La antena tiene la misma utilidad que los botijos sin pitorro y los berridos de los antimadridistas. Así que antes de volver a empaquetar el cacharrito para devolverlo, me dio por probar a conectarlo a la toma de televisión. Premio. Cuando estaba de reformas, probé un sintonizador que me dejaron en la tienda y prácticamente no había señal. La instalación tiene ya sus años y pensaba que tendríamos que cambiar la antena, pero por algún misterioso motivo salen unos 14 canales de TV y 5 de radio.
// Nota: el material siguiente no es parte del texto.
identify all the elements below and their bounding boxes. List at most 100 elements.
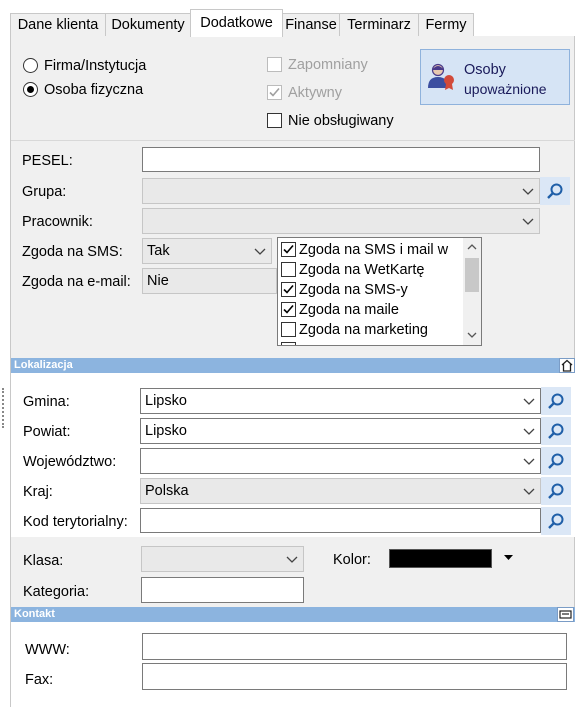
splitter-grip[interactable] (2, 388, 4, 428)
consent-checkbox[interactable] (281, 302, 296, 317)
kategoria-label: Kategoria: (23, 584, 90, 600)
search-icon (548, 453, 564, 469)
powiat-label: Powiat: (23, 424, 71, 440)
zapomniany-label: Zapomniany (288, 57, 368, 73)
gmina-search-button[interactable] (541, 387, 571, 415)
checkmark-icon (283, 304, 294, 314)
zgoda-email-select[interactable]: Nie (142, 268, 277, 294)
fax-label: Fax: (25, 672, 54, 688)
consents-scrollbar[interactable] (463, 238, 481, 345)
consent-label: Zgoda na maile (299, 302, 399, 318)
fax-input[interactable] (142, 663, 567, 690)
tab-dane-klienta[interactable]: Dane klienta (10, 13, 106, 37)
contact-header: Kontakt (11, 607, 575, 622)
checkmark-icon (283, 244, 294, 254)
chevron-down-icon (523, 428, 535, 435)
checkbox-zapomniany[interactable] (267, 57, 282, 72)
kolor-label: Kolor: (333, 552, 371, 568)
www-label: WWW: (25, 642, 70, 658)
chevron-down-icon (523, 458, 535, 465)
consents-list[interactable]: Zgoda na SMS i mail w Zgoda na WetKartę … (277, 237, 482, 346)
radio-osoba-fizyczna[interactable] (23, 82, 38, 97)
wojewodztwo-select[interactable] (140, 448, 541, 474)
authorized-persons-line1: Osoby (464, 62, 506, 78)
checkmark-icon (269, 87, 280, 97)
localization-header: Lokalizacja (11, 358, 575, 373)
powiat-select[interactable]: Lipsko (140, 418, 541, 444)
chevron-down-icon (523, 488, 535, 495)
grupa-select[interactable] (142, 178, 540, 204)
consent-label: Zgoda na marketing (299, 322, 428, 338)
tab-dodatkowe[interactable]: Dodatkowe (190, 9, 283, 37)
pracownik-label: Pracownik: (22, 214, 93, 230)
chevron-down-icon (254, 248, 266, 255)
chevron-down-icon (522, 188, 534, 195)
tab-dokumenty[interactable]: Dokumenty (105, 13, 191, 37)
search-icon (548, 513, 564, 529)
aktywny-label: Aktywny (288, 85, 342, 101)
consent-label: Zgoda na SMS-y (299, 282, 408, 298)
consent-label: Zgoda na SMS i mail w (299, 242, 449, 258)
checkmark-icon (283, 284, 294, 294)
consent-checkbox[interactable] (281, 242, 296, 257)
color-dropdown-icon[interactable] (504, 555, 513, 561)
search-icon (547, 183, 563, 199)
pesel-label: PESEL: (22, 153, 73, 169)
tab-bar: Dane klienta Dokumenty Dodatkowe Finanse… (0, 0, 580, 37)
consent-label: Zgoda na WetKartę (299, 262, 425, 278)
consent-checkbox[interactable] (281, 342, 296, 345)
kraj-label: Kraj: (23, 484, 53, 500)
radio-firma-label: Firma/Instytucja (44, 58, 147, 74)
scroll-up-icon[interactable] (467, 243, 477, 251)
contact-title: Kontakt (14, 608, 55, 620)
authorized-persons-button[interactable]: Osoby upoważnione (420, 49, 570, 105)
kraj-select[interactable]: Polska (140, 478, 541, 504)
www-input[interactable] (142, 633, 567, 660)
nie-obslugiwany-label: Nie obsługiwany (288, 113, 394, 129)
klasa-select[interactable] (141, 546, 304, 572)
gmina-label: Gmina: (23, 394, 70, 410)
zgoda-sms-label: Zgoda na SMS: (22, 244, 123, 260)
gmina-select[interactable]: Lipsko (140, 388, 541, 414)
powiat-search-button[interactable] (541, 417, 571, 445)
tab-terminarz[interactable]: Terminarz (339, 13, 419, 37)
pesel-input[interactable] (142, 147, 540, 172)
scrollbar-thumb[interactable] (465, 258, 479, 292)
tab-fermy[interactable]: Fermy (418, 13, 474, 37)
checkbox-nie-obslugiwany[interactable] (267, 113, 282, 128)
contact-card-icon[interactable] (557, 607, 574, 622)
divider (11, 140, 575, 141)
tab-finanse[interactable]: Finanse (282, 13, 340, 37)
consent-checkbox[interactable] (281, 282, 296, 297)
zgoda-sms-select[interactable]: Tak (142, 238, 272, 264)
scroll-down-icon[interactable] (467, 331, 477, 339)
kategoria-input[interactable] (141, 577, 304, 603)
radio-firma-instytucja[interactable] (23, 58, 38, 73)
authorized-persons-icon (428, 63, 454, 90)
consent-checkbox[interactable] (281, 262, 296, 277)
consent-checkbox[interactable] (281, 322, 296, 337)
authorized-persons-line2: upoważnione (464, 81, 547, 97)
grupa-search-button[interactable] (540, 177, 570, 205)
search-icon (548, 423, 564, 439)
localization-title: Lokalizacja (14, 359, 73, 371)
kod-search-button[interactable] (541, 507, 571, 535)
grupa-label: Grupa: (22, 184, 67, 200)
home-icon[interactable] (559, 358, 575, 373)
radio-osoba-label: Osoba fizyczna (44, 82, 144, 98)
wojewodztwo-label: Województwo: (23, 454, 117, 470)
zgoda-email-label: Zgoda na e-mail: (22, 274, 131, 290)
chevron-down-icon (523, 398, 535, 405)
pracownik-select[interactable] (142, 208, 540, 234)
checkbox-aktywny[interactable] (267, 85, 282, 100)
wojewodztwo-search-button[interactable] (541, 447, 571, 475)
kod-terytorialny-input[interactable] (140, 508, 541, 533)
klasa-label: Klasa: (23, 553, 64, 569)
search-icon (548, 393, 564, 409)
kraj-search-button[interactable] (541, 477, 571, 505)
chevron-down-icon (286, 556, 298, 563)
search-icon (548, 483, 564, 499)
chevron-down-icon (522, 218, 534, 225)
color-swatch[interactable] (389, 549, 492, 568)
kod-terytorialny-label: Kod terytorialny: (23, 514, 128, 530)
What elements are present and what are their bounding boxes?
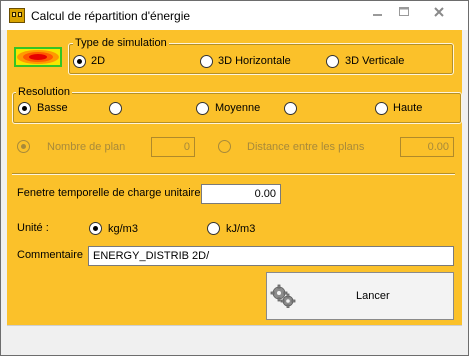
close-icon bbox=[434, 7, 444, 17]
radio-basse[interactable] bbox=[18, 102, 31, 115]
radio-kj-m3[interactable] bbox=[207, 222, 220, 235]
lancer-button-label: Lancer bbox=[356, 290, 390, 302]
radio-2d-label: 2D bbox=[91, 55, 106, 67]
title-bar[interactable]: Calcul de répartition d'énergie bbox=[1, 1, 468, 30]
radio-3d-verticale[interactable] bbox=[326, 55, 339, 68]
resolution-label: Resolution bbox=[16, 86, 72, 99]
close-button[interactable] bbox=[417, 2, 461, 22]
radio-kg-m3-label: kg/m3 bbox=[108, 223, 138, 235]
distance-plans-label: Distance entre les plans bbox=[247, 141, 365, 153]
radio-2d[interactable] bbox=[73, 55, 86, 68]
radio-3d-horizontale[interactable] bbox=[200, 55, 213, 68]
maximize-button[interactable] bbox=[391, 2, 417, 22]
window-title: Calcul de répartition d'énergie bbox=[31, 9, 191, 23]
maximize-icon bbox=[399, 7, 409, 16]
radio-3d-verticale-label: 3D Verticale bbox=[345, 55, 405, 67]
radio-3d-horizontale-label: 3D Horizontale bbox=[218, 55, 291, 67]
simulation-type-label: Type de simulation bbox=[73, 37, 169, 50]
radio-resolution-2[interactable] bbox=[109, 102, 122, 115]
radio-kj-m3-label: kJ/m3 bbox=[226, 223, 256, 235]
radio-resolution-4[interactable] bbox=[284, 102, 297, 115]
radio-basse-label: Basse bbox=[37, 102, 68, 114]
nombre-de-plan-field[interactable]: 0 bbox=[151, 137, 195, 157]
commentaire-field[interactable]: ENERGY_DISTRIB 2D/ bbox=[88, 246, 454, 266]
status-bar bbox=[7, 325, 462, 349]
radio-haute-label: Haute bbox=[393, 102, 423, 114]
radio-moyenne-label: Moyenne bbox=[215, 102, 261, 114]
commentaire-label: Commentaire bbox=[17, 249, 84, 261]
minimize-button[interactable] bbox=[365, 2, 391, 22]
nombre-de-plan-label: Nombre de plan bbox=[47, 141, 126, 153]
gears-icon bbox=[270, 284, 296, 309]
fenetre-field[interactable]: 0.00 bbox=[201, 184, 281, 204]
lancer-button[interactable]: Lancer bbox=[266, 272, 454, 320]
app-icon bbox=[9, 8, 25, 23]
distance-plans-field[interactable]: 0.00 bbox=[400, 137, 454, 157]
fenetre-label: Fenetre temporelle de charge unitaire bbox=[17, 187, 201, 199]
unite-label: Unité : bbox=[17, 222, 49, 234]
radio-distance-plans[interactable] bbox=[218, 140, 231, 153]
radio-moyenne[interactable] bbox=[196, 102, 209, 115]
separator bbox=[12, 173, 455, 175]
radio-kg-m3[interactable] bbox=[89, 222, 102, 235]
radio-haute[interactable] bbox=[375, 102, 388, 115]
energy-preview-image bbox=[14, 47, 62, 67]
minimize-icon bbox=[373, 14, 382, 16]
radio-nombre-de-plan[interactable] bbox=[17, 140, 30, 153]
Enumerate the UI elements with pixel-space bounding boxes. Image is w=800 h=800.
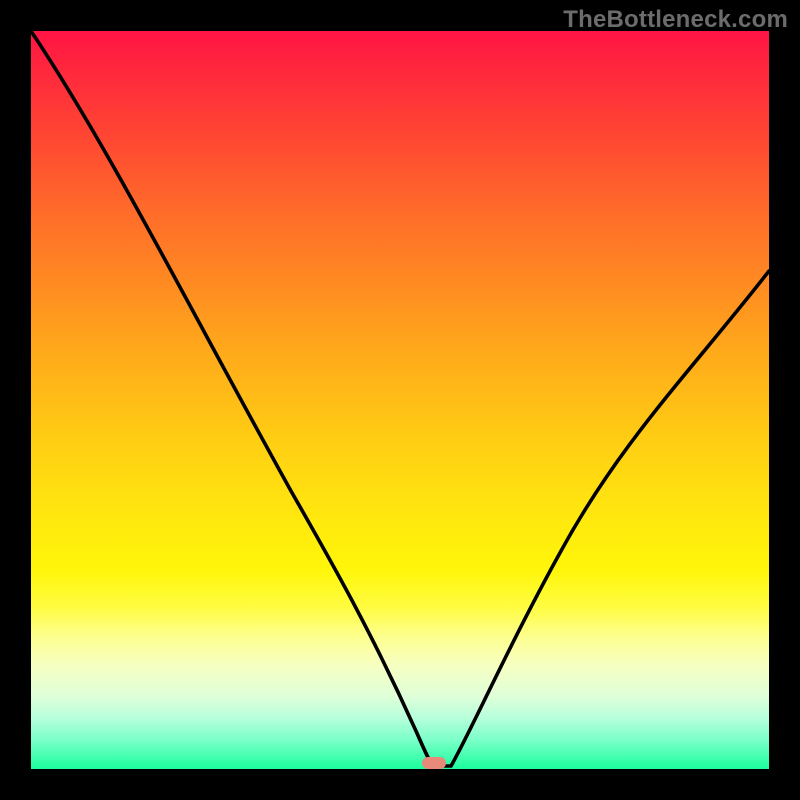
curve-path bbox=[31, 31, 769, 766]
bottleneck-curve bbox=[31, 31, 769, 769]
plot-area bbox=[31, 31, 769, 769]
watermark-text: TheBottleneck.com bbox=[563, 6, 788, 34]
optimal-marker bbox=[422, 757, 446, 769]
chart-frame: TheBottleneck.com bbox=[0, 0, 800, 800]
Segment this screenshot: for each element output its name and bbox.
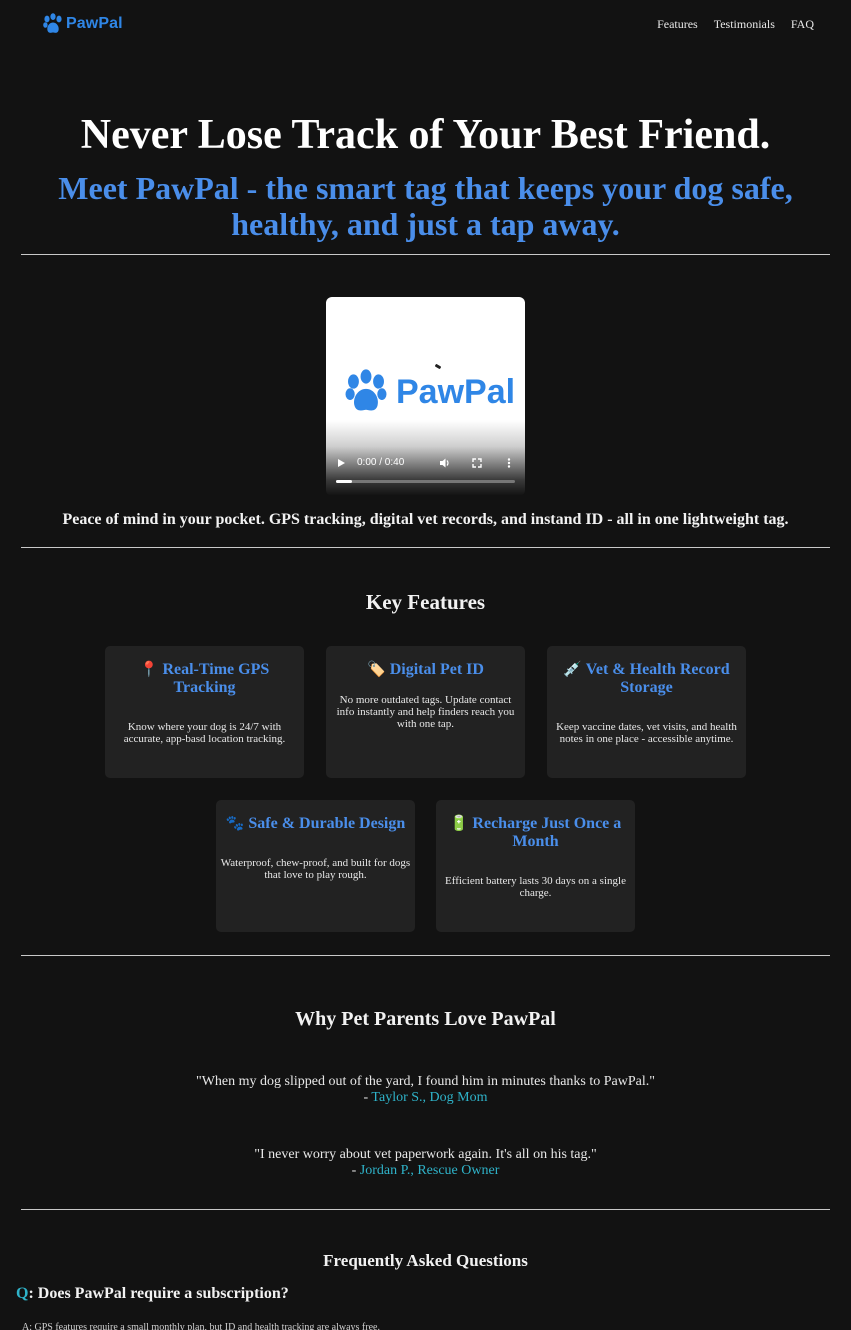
divider: [21, 254, 830, 255]
main-nav: Features Testimonials FAQ: [657, 17, 814, 32]
feature-text: No more outdated tags. Update contact in…: [336, 694, 515, 730]
testimonial-quote: "I never worry about vet paperwork again…: [254, 1147, 597, 1162]
tagline: Peace of mind in your pocket. GPS tracki…: [62, 511, 789, 528]
feature-text: Efficient battery lasts 30 days on a sin…: [445, 875, 626, 899]
feature-text: Keep vaccine dates, vet visits, and heal…: [556, 721, 737, 745]
hero-title: Never Lose Track of Your Best Friend.: [80, 112, 771, 158]
feature-title: 📍 Real-Time GPS Tracking: [139, 660, 270, 696]
video-logo-text: PawPal: [396, 372, 516, 411]
paw-icon: [43, 13, 62, 33]
faq-question: Q: Does PawPal require a subscription?: [16, 1285, 289, 1302]
page: PawPal Features Testimonials FAQ Never L…: [0, 0, 851, 1330]
play-icon[interactable]: [338, 459, 345, 467]
nav-link-faq[interactable]: FAQ: [791, 17, 814, 32]
feature-card: 🐾 Safe & Durable Design Waterproof, chew…: [216, 800, 415, 932]
faq-heading: Frequently Asked Questions: [323, 1251, 528, 1270]
video-poster-logo: PawPal: [342, 369, 515, 415]
feature-title: 🔋 Recharge Just Once a Month: [449, 814, 622, 850]
feature-text: Waterproof, chew-proof, and built for do…: [220, 857, 411, 881]
features-heading: Key Features: [365, 590, 486, 614]
testimonial-byline: - Jordan P., Rescue Owner: [351, 1163, 500, 1178]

Así que esta noche veré los dos capítulos extra con que Telecinco tuvo a bien obsequiarnos ayer. Me sé de uno a la que le vino de perlas una sesión de cuatro horas de Jerichó y me sé de otro que esta noche se tirará en das Sofa a ver los episodios a 720 x 576 y con una imagen analógica perfecta. Que en España, salvo alguna excepción, la señal de la TDT es la misma que la de la televisión de toda la vida, sólo que perfectamente nítida. Después protestaran los fabricantes y el gobierno de la escasa introducción de esta tecnología.